Artist and teacher Kerry Moosman got some bad news this weekend. Friends in Atlanta told him that the roof of the Atlanta Club, the building Moosman has been restoring since he bought it in 1999, had collapsed from heavy snow.
Moosman hasn’t been able to see the damage for himself because the road is currently closed because of winter weather. But photos sent by friends who stay year-round in the remote mountain town confirm that most of the roof has fallen in.
In recent years, Atlanta, which is about 130 miles east of Boise at the base of Greylock Mountain, has become an artists’ colony. Moosman, an award-winning ceramic artist, has deep roots there. He grew up in the town. Past generations of his family mined in the area.
The Atlanta Club, on Main Street, was the largest building in the former mining town, said Moosman.
The club, which is now a gathering place for Moosman’s friends, also had a storied past. Built of concrete to withstand fire by a Yugoslavian bootlegger in 1941, the building once was home to a nightclub and bar, as well as a lunch room, dance hall, general store and ice cream parlor. It also had a three-bedroom apartment. The building held Moosman’s collections, historic bottles, kerosene lamps, dishes and more that he has been collecting for decades.

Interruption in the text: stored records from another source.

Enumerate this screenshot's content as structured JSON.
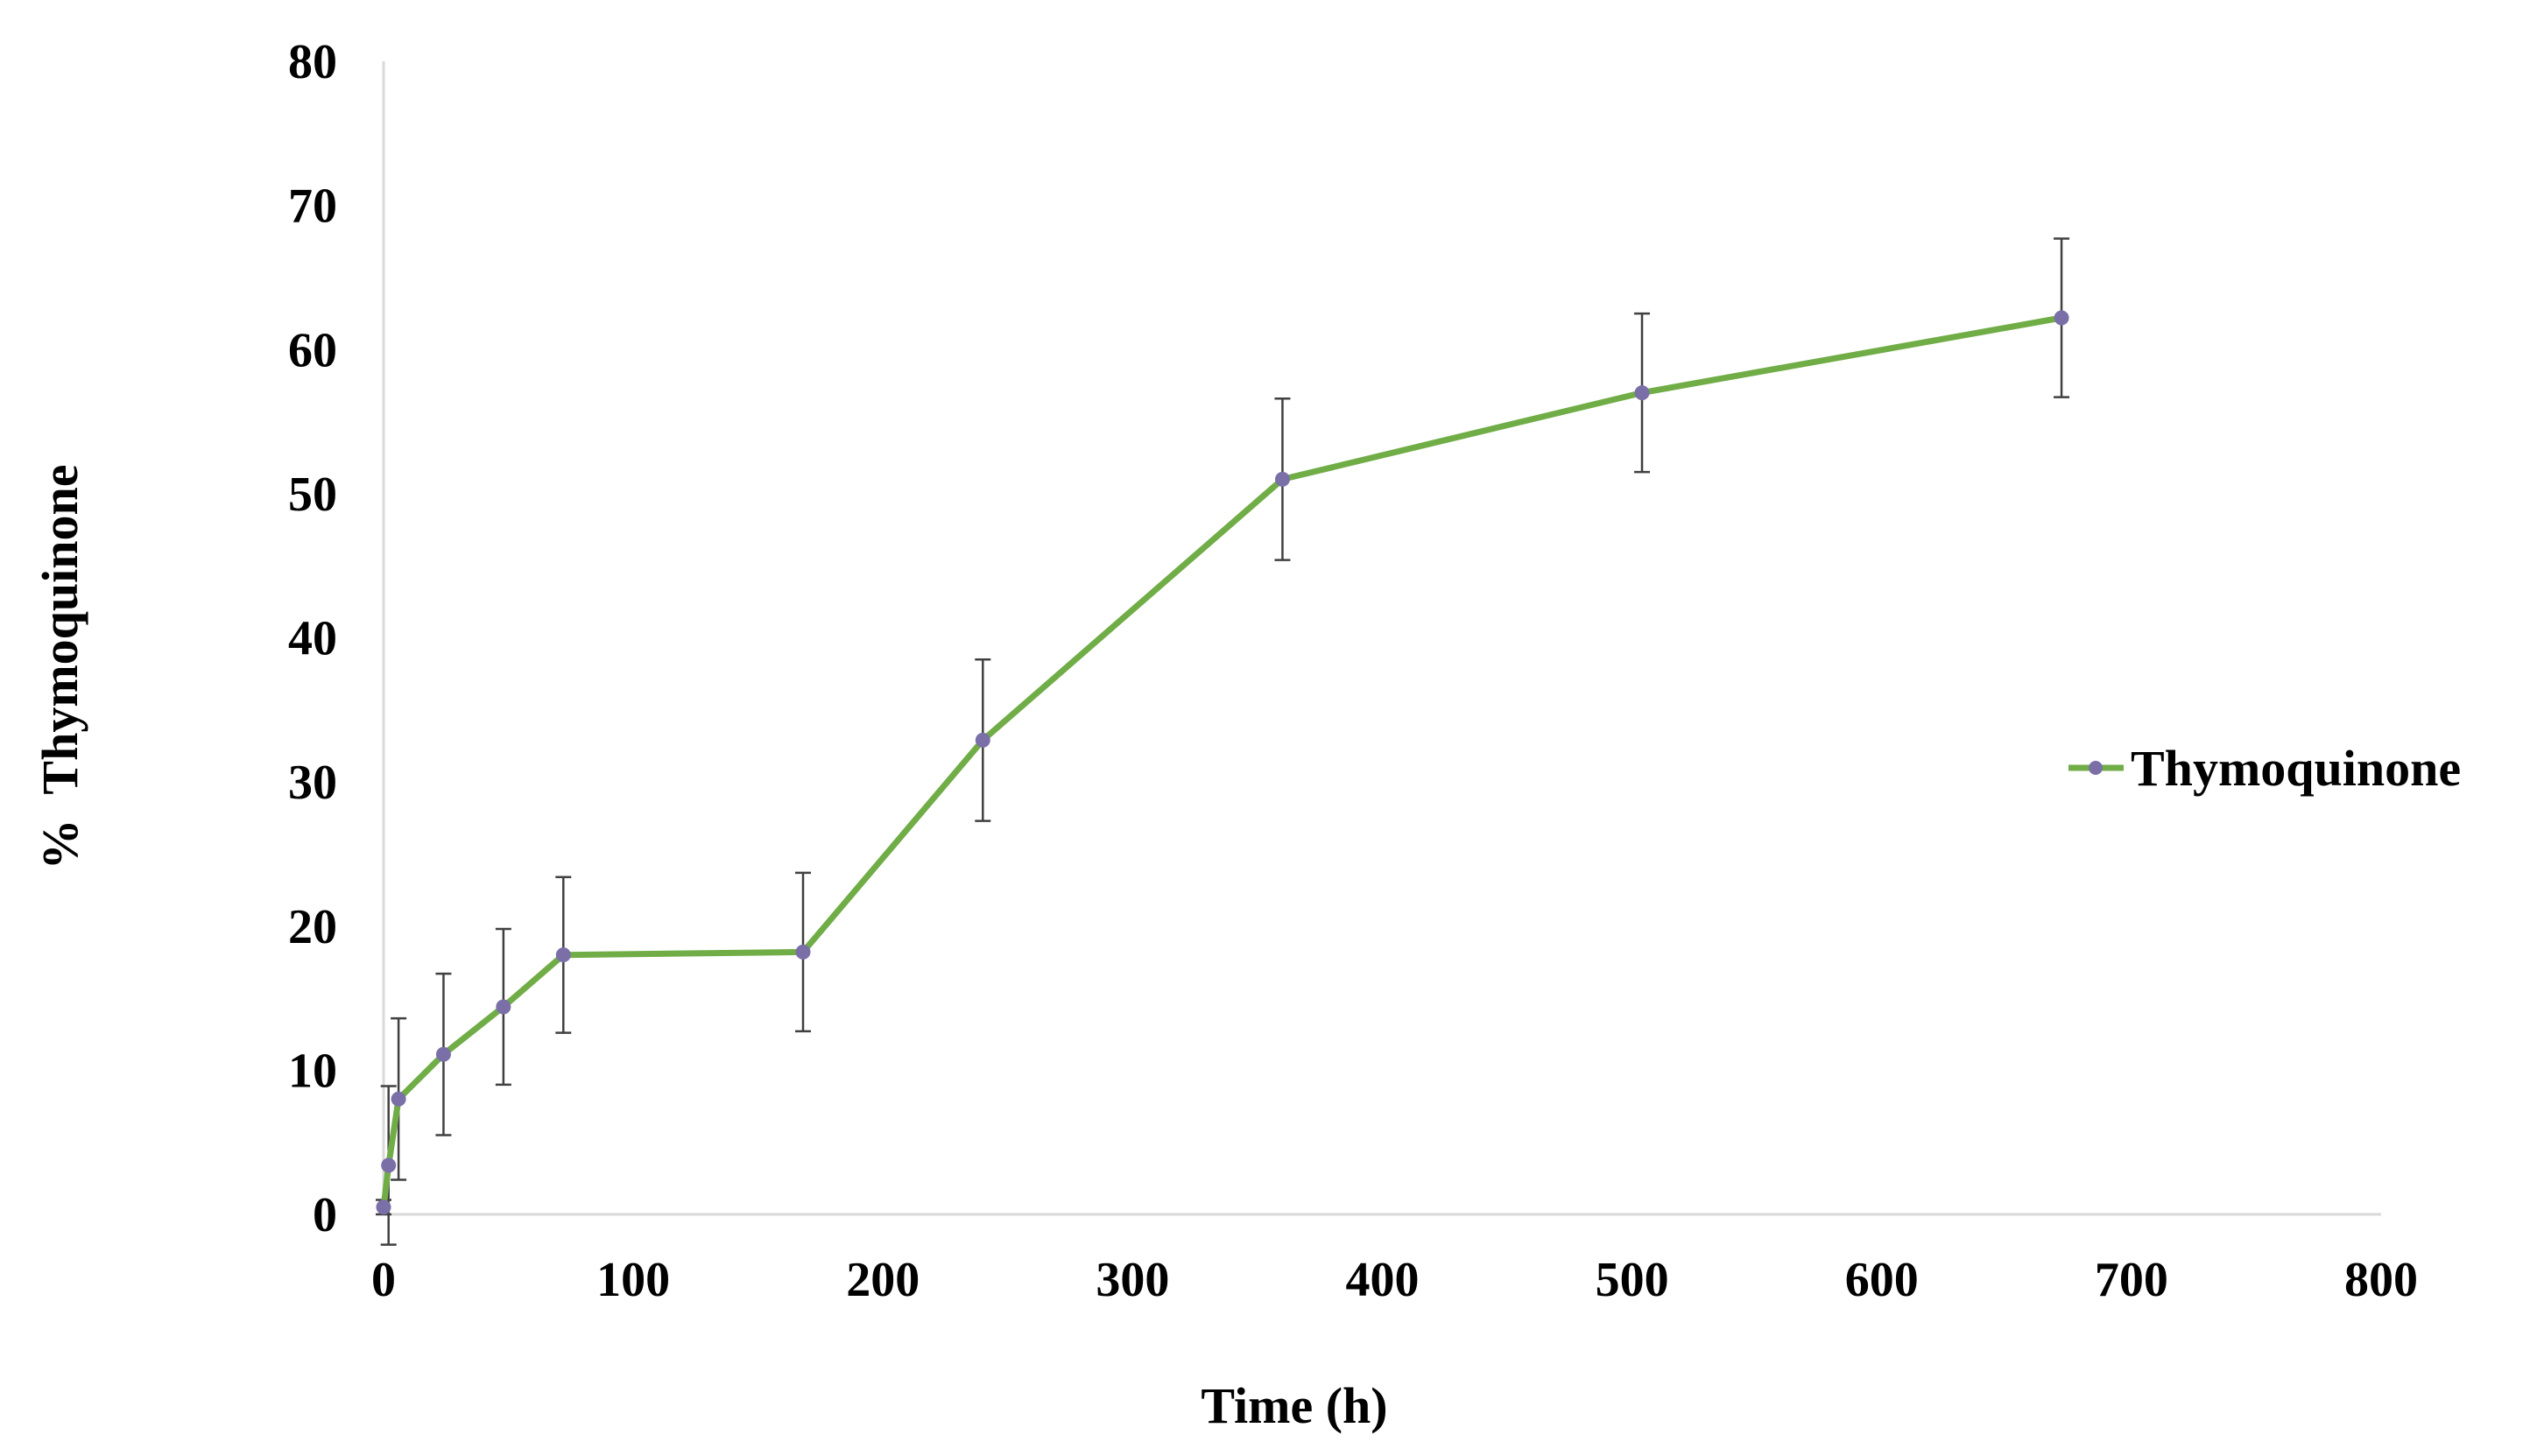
{
  "chart_data": {
    "type": "line",
    "title": "",
    "xlabel": "Time (h)",
    "ylabel": "%  Thymoquinone",
    "xlim": [
      0,
      800
    ],
    "ylim": [
      0,
      80
    ],
    "x_ticks": [
      0,
      100,
      200,
      300,
      400,
      500,
      600,
      700,
      800
    ],
    "y_ticks": [
      0,
      10,
      20,
      30,
      40,
      50,
      60,
      70,
      80
    ],
    "x_tick_labels": [
      "0",
      "100",
      "200",
      "300",
      "400",
      "500",
      "600",
      "700",
      "800"
    ],
    "y_tick_labels": [
      "0",
      "10",
      "20",
      "30",
      "40",
      "50",
      "60",
      "70",
      "80"
    ],
    "grid": false,
    "legend_position": "right",
    "series": [
      {
        "name": "Thymoquinone",
        "color": "#70ad47",
        "marker_color": "#7b6fa8",
        "x": [
          0,
          2,
          6,
          24,
          48,
          72,
          168,
          240,
          360,
          504,
          672
        ],
        "y": [
          0.5,
          3.4,
          8.0,
          11.1,
          14.4,
          18.0,
          18.2,
          32.9,
          51.0,
          57.0,
          62.2
        ],
        "error": [
          0.5,
          5.5,
          5.6,
          5.6,
          5.4,
          5.4,
          5.5,
          5.6,
          5.6,
          5.5,
          5.5
        ]
      }
    ]
  }
}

“Everything in the building was 150 years old,” said Moosman, including old shop cases, the club’s original bar and back bar. “It was iconic. Something straight out of the Old West.”
Rachel Reichert, James Castle House manager/community relations manager for the Boise City Department of Arts and History and a part-time Atlanta resident, said the loss of the building is devastating.
“If Atlanta had a mayor, it would be Kerry. And if Atlanta had a town hall, it would be the Atlanta Club,” said Reichert.
Moosman, because of his long history in Atlanta, has worked to preserve the town’s historic structures for more than three decades. But he also has been the keeper of Atlanta history through his careful collection of artifacts, newspaper articles and more. He has worked to find descendants of Atlanta pioneers and recorded their family histories. All of those records are in the Atlanta Club and endangered because of the collapse, said Reichert.
“I’m hoping we can come together with an immediate action plan to get things out of the building,” said Reichert. Plans are also in the works for a future fundraiser for repairs.
Moosman did not have insurance. As soon as it’s possible to travel to Atlanta, he’ll see what he can salvage. Moosman said dealing with the news is like being in a dream state.
“But I can’t change what happened. It’s life,” he said Monday afternoon.